Question: What proportion of patients with radiologically isolated syndrome will develop a clinical event within 5 years of initial MRI?
a) 1/10 of patients
b) 1/3 of patients
c) 1/2 of patients
d) 2/3 of patients
A large retrospective study of RIS patients found that approximately 1/3 of patients will develop a clinical event within a 5 year period of their initial MRI at which point their diagnosis officially “converted” to multiple sclerosis. Approximately 90% of those who developed clinical events had a relapse (developed RRMS), the other 10% went on to develop progressive symptoms (developed PPMS). This study identified several factors that were predictive of 5 year risk: age <37 y, male sex, and spinal cord involvement (cervical or thoracic) increased risk of subsequent relapse (Okuda et al, 2014).

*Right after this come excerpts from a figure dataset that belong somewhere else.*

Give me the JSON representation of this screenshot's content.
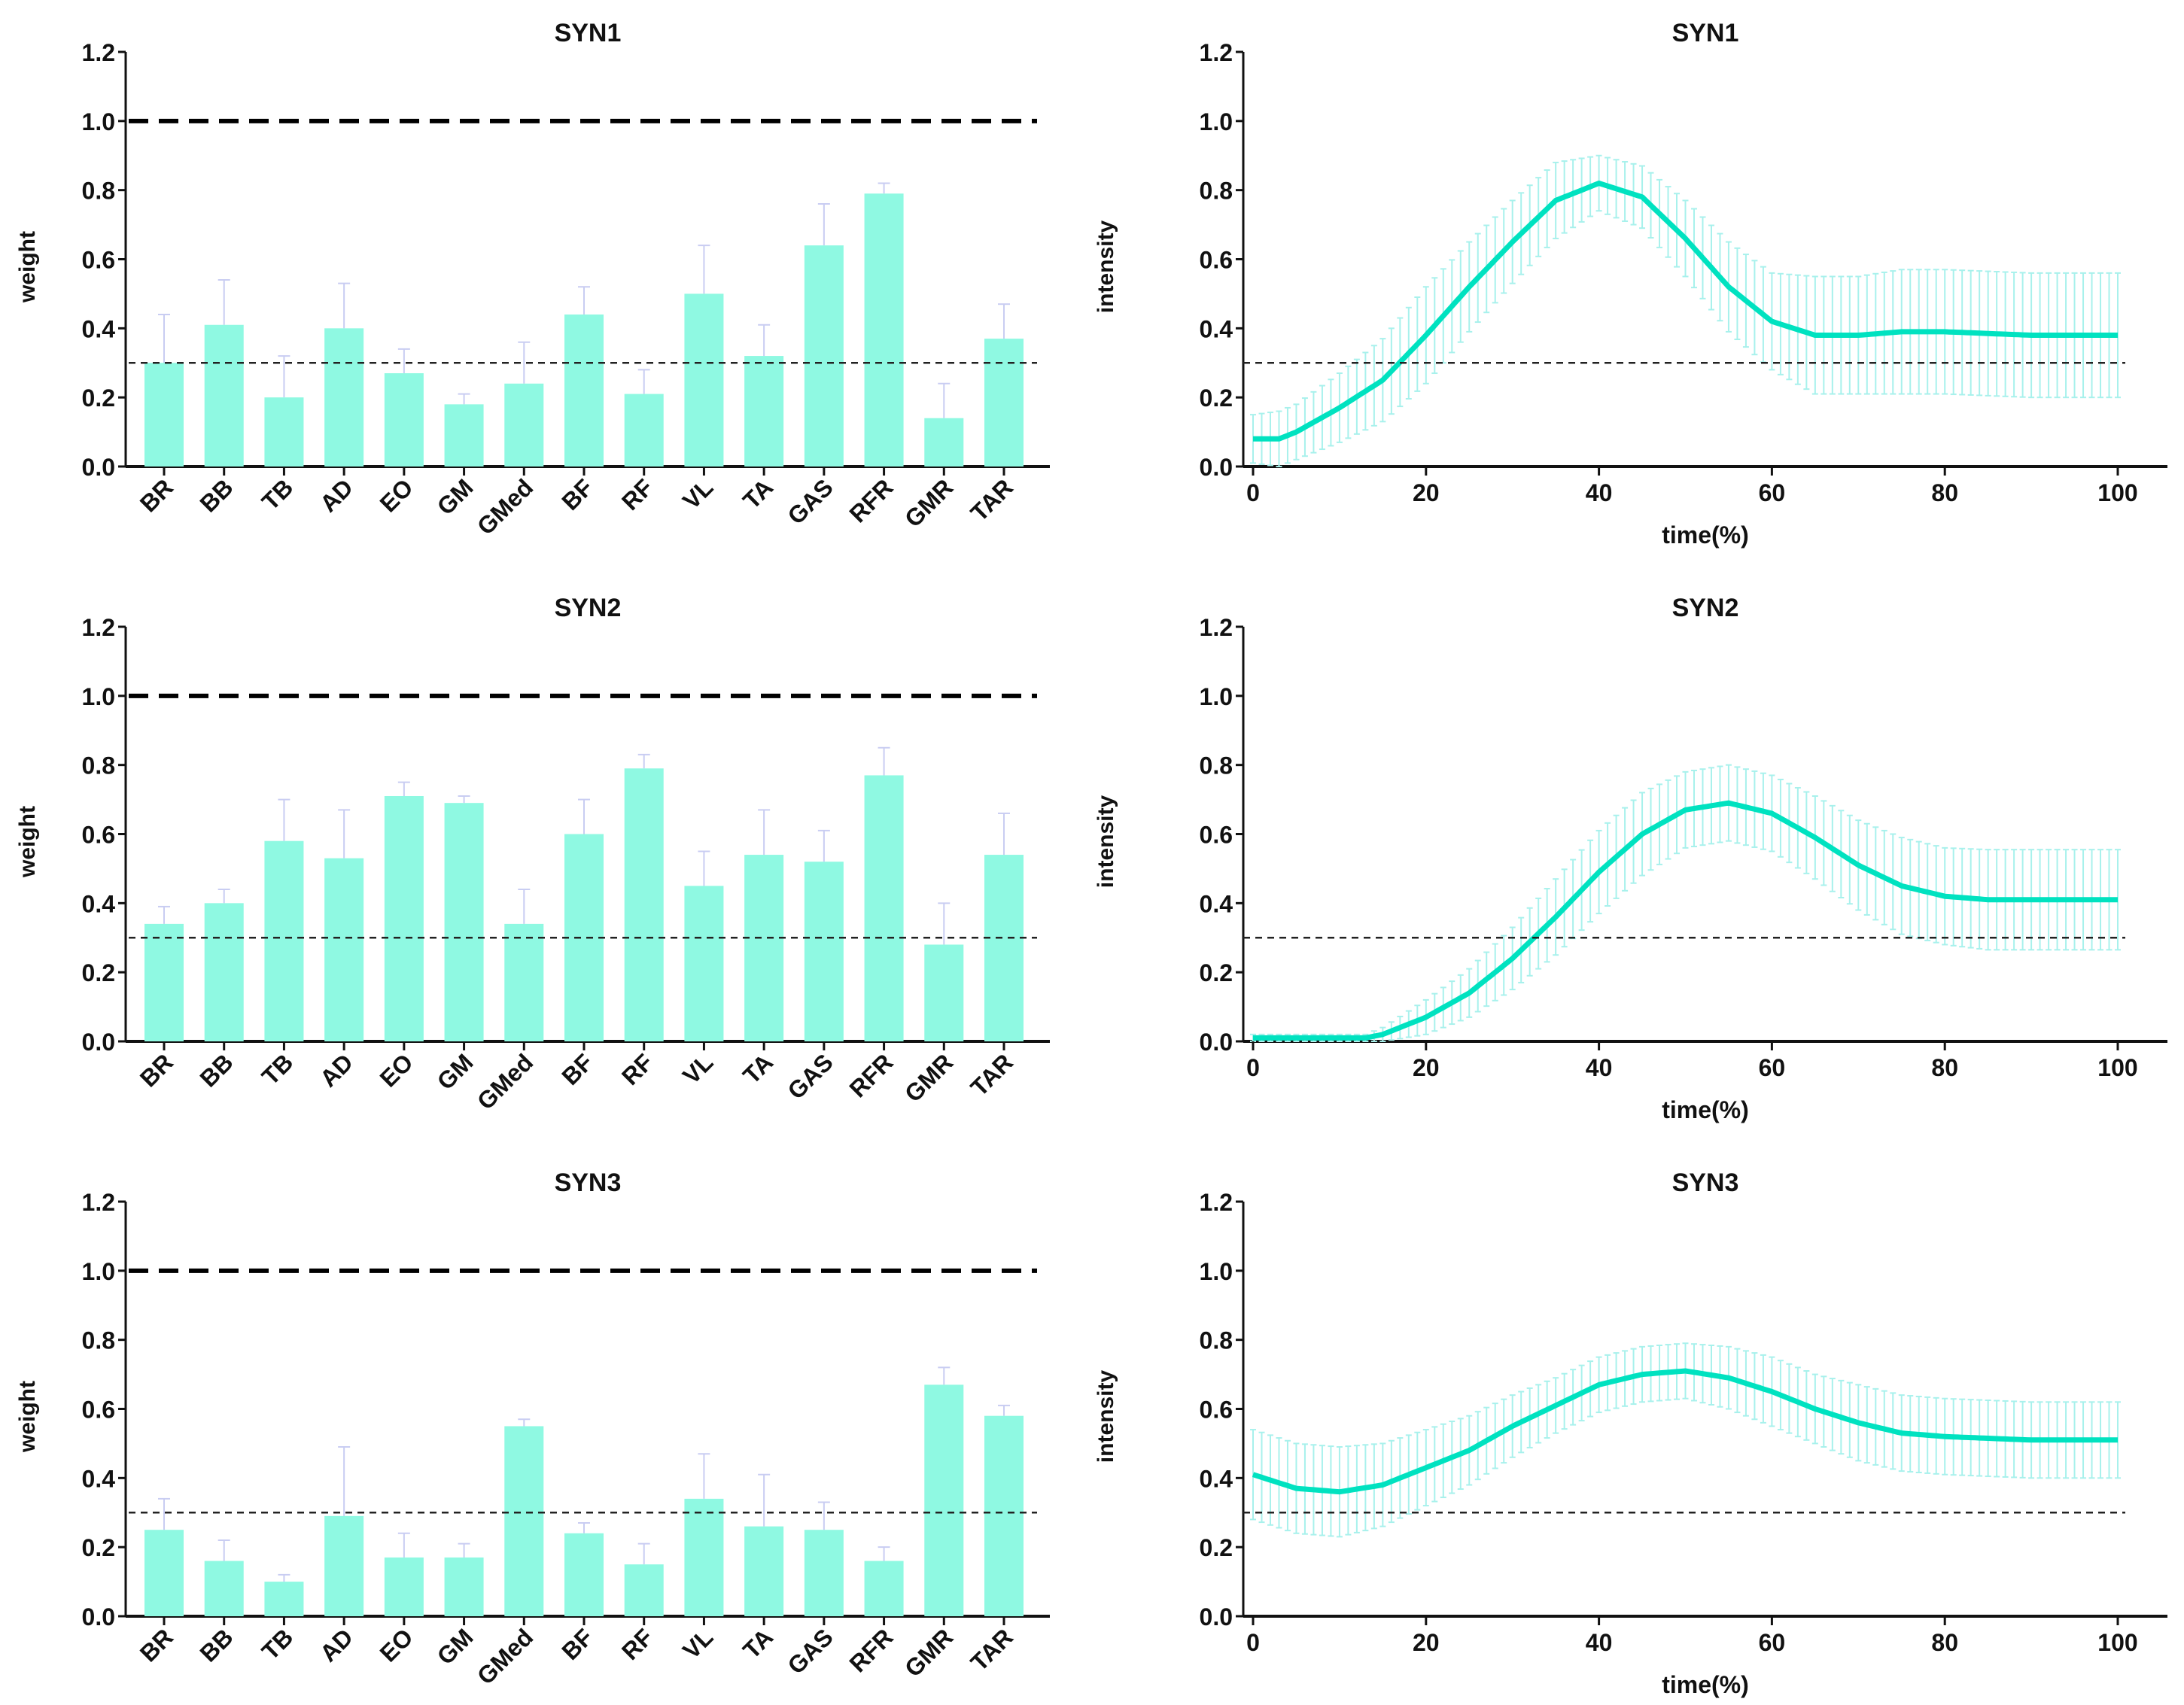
{
  "colors": {
    "bar": "#8ff9e2",
    "errbar": "#c9cdf2",
    "line": "#00e2c0",
    "sd": "#a8f1ec",
    "axis": "#111111"
  },
  "chart_data": [
    {
      "type": "bar",
      "title": "SYN1",
      "ylabel": "weight",
      "xlabel": "",
      "ylim": [
        0,
        1.2
      ],
      "yticks": [
        "0.0",
        "0.2",
        "0.4",
        "0.6",
        "0.8",
        "1.0",
        "1.2"
      ],
      "ref_lines": [
        1.0,
        0.3
      ],
      "categories": [
        "BR",
        "BB",
        "TB",
        "AD",
        "EO",
        "GM",
        "GMed",
        "BF",
        "RF",
        "VL",
        "TA",
        "GAS",
        "RFR",
        "GMR",
        "TAR"
      ],
      "values": [
        0.3,
        0.41,
        0.2,
        0.4,
        0.27,
        0.18,
        0.24,
        0.44,
        0.21,
        0.5,
        0.32,
        0.64,
        0.79,
        0.14,
        0.37
      ],
      "error_upper": [
        0.44,
        0.54,
        0.32,
        0.53,
        0.34,
        0.21,
        0.36,
        0.52,
        0.28,
        0.64,
        0.41,
        0.76,
        0.82,
        0.24,
        0.47
      ]
    },
    {
      "type": "line",
      "title": "SYN1",
      "ylabel": "intensity",
      "xlabel": "time(%)",
      "ylim": [
        0,
        1.2
      ],
      "xlim": [
        0,
        100
      ],
      "yticks": [
        "0.0",
        "0.2",
        "0.4",
        "0.6",
        "0.8",
        "1.0",
        "1.2"
      ],
      "xticks": [
        "0",
        "20",
        "40",
        "60",
        "80",
        "100"
      ],
      "ref_lines": [
        0.3
      ],
      "x": [
        0,
        3,
        5,
        10,
        15,
        20,
        25,
        30,
        35,
        40,
        45,
        50,
        55,
        60,
        65,
        70,
        75,
        80,
        90,
        100
      ],
      "mean": [
        0.08,
        0.08,
        0.1,
        0.17,
        0.25,
        0.38,
        0.52,
        0.65,
        0.77,
        0.82,
        0.78,
        0.66,
        0.52,
        0.42,
        0.38,
        0.38,
        0.39,
        0.39,
        0.38,
        0.38
      ],
      "sd": [
        0.07,
        0.08,
        0.08,
        0.1,
        0.12,
        0.14,
        0.13,
        0.12,
        0.11,
        0.08,
        0.09,
        0.11,
        0.13,
        0.14,
        0.17,
        0.17,
        0.18,
        0.18,
        0.18,
        0.18
      ]
    },
    {
      "type": "bar",
      "title": "SYN2",
      "ylabel": "weight",
      "xlabel": "",
      "ylim": [
        0,
        1.2
      ],
      "yticks": [
        "0.0",
        "0.2",
        "0.4",
        "0.6",
        "0.8",
        "1.0",
        "1.2"
      ],
      "ref_lines": [
        1.0,
        0.3
      ],
      "categories": [
        "BR",
        "BB",
        "TB",
        "AD",
        "EO",
        "GM",
        "GMed",
        "BF",
        "RF",
        "VL",
        "TA",
        "GAS",
        "RFR",
        "GMR",
        "TAR"
      ],
      "values": [
        0.34,
        0.4,
        0.58,
        0.53,
        0.71,
        0.69,
        0.34,
        0.6,
        0.79,
        0.45,
        0.54,
        0.52,
        0.77,
        0.28,
        0.54
      ],
      "error_upper": [
        0.39,
        0.44,
        0.7,
        0.67,
        0.75,
        0.71,
        0.44,
        0.7,
        0.83,
        0.55,
        0.67,
        0.61,
        0.85,
        0.4,
        0.66
      ]
    },
    {
      "type": "line",
      "title": "SYN2",
      "ylabel": "intensity",
      "xlabel": "time(%)",
      "ylim": [
        0,
        1.2
      ],
      "xlim": [
        0,
        100
      ],
      "yticks": [
        "0.0",
        "0.2",
        "0.4",
        "0.6",
        "0.8",
        "1.0",
        "1.2"
      ],
      "xticks": [
        "0",
        "20",
        "40",
        "60",
        "80",
        "100"
      ],
      "ref_lines": [
        0.3
      ],
      "x": [
        0,
        10,
        13,
        15,
        20,
        25,
        30,
        35,
        40,
        45,
        50,
        55,
        60,
        65,
        70,
        75,
        80,
        85,
        90,
        100
      ],
      "mean": [
        0.01,
        0.01,
        0.01,
        0.02,
        0.07,
        0.14,
        0.24,
        0.36,
        0.49,
        0.6,
        0.67,
        0.69,
        0.66,
        0.59,
        0.51,
        0.45,
        0.42,
        0.41,
        0.41,
        0.41
      ],
      "sd": [
        0.01,
        0.01,
        0.01,
        0.02,
        0.05,
        0.07,
        0.09,
        0.11,
        0.12,
        0.12,
        0.11,
        0.11,
        0.11,
        0.12,
        0.13,
        0.14,
        0.14,
        0.145,
        0.145,
        0.145
      ]
    },
    {
      "type": "bar",
      "title": "SYN3",
      "ylabel": "weight",
      "xlabel": "",
      "ylim": [
        0,
        1.2
      ],
      "yticks": [
        "0.0",
        "0.2",
        "0.4",
        "0.6",
        "0.8",
        "1.0",
        "1.2"
      ],
      "ref_lines": [
        1.0,
        0.3
      ],
      "categories": [
        "BR",
        "BB",
        "TB",
        "AD",
        "EO",
        "GM",
        "GMed",
        "BF",
        "RF",
        "VL",
        "TA",
        "GAS",
        "RFR",
        "GMR",
        "TAR"
      ],
      "values": [
        0.25,
        0.16,
        0.1,
        0.29,
        0.17,
        0.17,
        0.55,
        0.24,
        0.15,
        0.34,
        0.26,
        0.25,
        0.16,
        0.67,
        0.58
      ],
      "error_upper": [
        0.34,
        0.22,
        0.12,
        0.49,
        0.24,
        0.21,
        0.57,
        0.27,
        0.21,
        0.47,
        0.41,
        0.33,
        0.2,
        0.72,
        0.61
      ]
    },
    {
      "type": "line",
      "title": "SYN3",
      "ylabel": "intensity",
      "xlabel": "time(%)",
      "ylim": [
        0,
        1.2
      ],
      "xlim": [
        0,
        100
      ],
      "yticks": [
        "0.0",
        "0.2",
        "0.4",
        "0.6",
        "0.8",
        "1.0",
        "1.2"
      ],
      "xticks": [
        "0",
        "20",
        "40",
        "60",
        "80",
        "100"
      ],
      "ref_lines": [
        0.3
      ],
      "x": [
        0,
        5,
        10,
        15,
        20,
        25,
        30,
        35,
        40,
        45,
        50,
        55,
        60,
        65,
        70,
        75,
        80,
        90,
        100
      ],
      "mean": [
        0.41,
        0.37,
        0.36,
        0.38,
        0.43,
        0.48,
        0.55,
        0.61,
        0.67,
        0.7,
        0.71,
        0.69,
        0.65,
        0.6,
        0.56,
        0.53,
        0.52,
        0.51,
        0.51
      ],
      "sd": [
        0.13,
        0.13,
        0.13,
        0.12,
        0.11,
        0.1,
        0.09,
        0.08,
        0.08,
        0.08,
        0.08,
        0.09,
        0.1,
        0.1,
        0.11,
        0.11,
        0.11,
        0.11,
        0.11
      ]
    }
  ]
}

The decision was made not to begin the patient on disease modifying therapy (DMT) at this time. It was decided that she should be monitored clinically and via serial MRI. An MRI was scheduled 3 months from her initial MRI. We discussed that if this MRI was unchanged we could space out MRIs further with the subsequent MRI 6 months later and then yearly for several years. Should the MRI change - show new T2 lesions or enhancing lesions - we would reconsider DMT initiation.
Whether, or in what situation, an RIS patient should begin DMT has not been well established and there are no clinical studies have been done to assess the relative benefits and risks. However, in attempt to prevent or delay symptom development, some clinicians consider starting such patients on DMTs, especially if there are spinal cord lesions, if the MRI is changing, or if there is other paraclinical evidence of MS (i.e. CSF positive for oligoclonal bands or elevated IgG index).